Projetos tentam retomar cultura da araruta, da qual se extrai polvilho usado para fazer bolos como brevidade

JANAINA FIDALGO
DA REPORTAGEM LOCAL

Quando abriu a caixa recebida pelo correio e viu três rizomas de araruta e dois quilos da fécula, a reação foi de "encantamento". Na memória de Mara Salles, chef do Tordesilhas, a imagem da araruta ainda estava viva, apesar de não botar os olhos em uma havia décadas.
"Lembrava que tinha cor de marfim, um brilho e aqueles anéis. Quando era criança, comia muito polvilho de araruta na fazenda. Depois, sumiu. Fazia uns 30 anos que não via mais, mas nunca esqueci", diz Mara, que no último mês usou a fécula para fazer sequilhos servidos no "Raízes do Brasil".

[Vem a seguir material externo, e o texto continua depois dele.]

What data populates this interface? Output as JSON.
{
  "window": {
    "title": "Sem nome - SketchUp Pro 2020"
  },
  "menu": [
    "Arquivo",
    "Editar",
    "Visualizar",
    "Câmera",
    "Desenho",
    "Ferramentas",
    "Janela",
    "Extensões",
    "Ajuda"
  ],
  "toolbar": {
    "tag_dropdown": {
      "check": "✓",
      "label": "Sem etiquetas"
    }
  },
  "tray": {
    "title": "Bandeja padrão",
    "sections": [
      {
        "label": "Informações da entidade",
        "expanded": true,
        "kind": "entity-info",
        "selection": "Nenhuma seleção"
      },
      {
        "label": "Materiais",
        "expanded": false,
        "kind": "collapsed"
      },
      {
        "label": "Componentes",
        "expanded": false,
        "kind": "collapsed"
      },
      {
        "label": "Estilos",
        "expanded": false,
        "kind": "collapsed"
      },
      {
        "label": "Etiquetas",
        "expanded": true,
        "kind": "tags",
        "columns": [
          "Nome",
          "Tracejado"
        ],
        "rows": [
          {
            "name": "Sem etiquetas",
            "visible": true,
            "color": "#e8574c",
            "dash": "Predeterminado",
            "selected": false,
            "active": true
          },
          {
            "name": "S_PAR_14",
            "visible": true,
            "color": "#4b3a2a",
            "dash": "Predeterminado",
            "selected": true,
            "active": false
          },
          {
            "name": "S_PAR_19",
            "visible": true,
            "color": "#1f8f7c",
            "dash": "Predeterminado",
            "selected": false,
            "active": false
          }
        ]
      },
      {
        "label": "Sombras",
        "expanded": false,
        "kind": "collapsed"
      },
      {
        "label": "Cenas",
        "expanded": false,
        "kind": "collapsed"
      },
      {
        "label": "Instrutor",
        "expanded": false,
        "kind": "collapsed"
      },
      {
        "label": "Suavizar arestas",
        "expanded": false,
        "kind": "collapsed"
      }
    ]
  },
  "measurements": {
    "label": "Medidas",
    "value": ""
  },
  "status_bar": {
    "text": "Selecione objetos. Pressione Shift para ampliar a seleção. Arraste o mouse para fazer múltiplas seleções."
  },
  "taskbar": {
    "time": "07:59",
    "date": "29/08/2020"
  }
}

Sumiço é a palavra que melhor explica o que houve com a araruta, uma planta originária das regiões tropicais da América do Sul, de rizoma fibroso, do qual se extrai um amido finíssimo e extremamente branco.
Cultivada pelos índios, tinha finalidade alimentar e terapêutica, contra diarréia e feridas.
"É uma espécie que praticamente entrou em extinção. Sofre com a concorrência de outras féculas, como a de mandioca, o amido de milho e o trigo", diz o engenheiro agrônomo Adelmo Pinheiro, da Empresa Baiana de Desenvolvimento Agrícola. "Faz parte de uma lista da FAO [Organização das Nações Unidas para a Agricultura e a Alimentação] como uma cultura negligenciada."
Constantemente confundida com a fécula de mandioca, a de araruta lembra a primeira apenas na aparência. Por isso, é comum venderem fécula de mandioca como sendo de araruta -um produto mais nobre, que rende menos que a mandioca e, conseqüentemente, custa mais.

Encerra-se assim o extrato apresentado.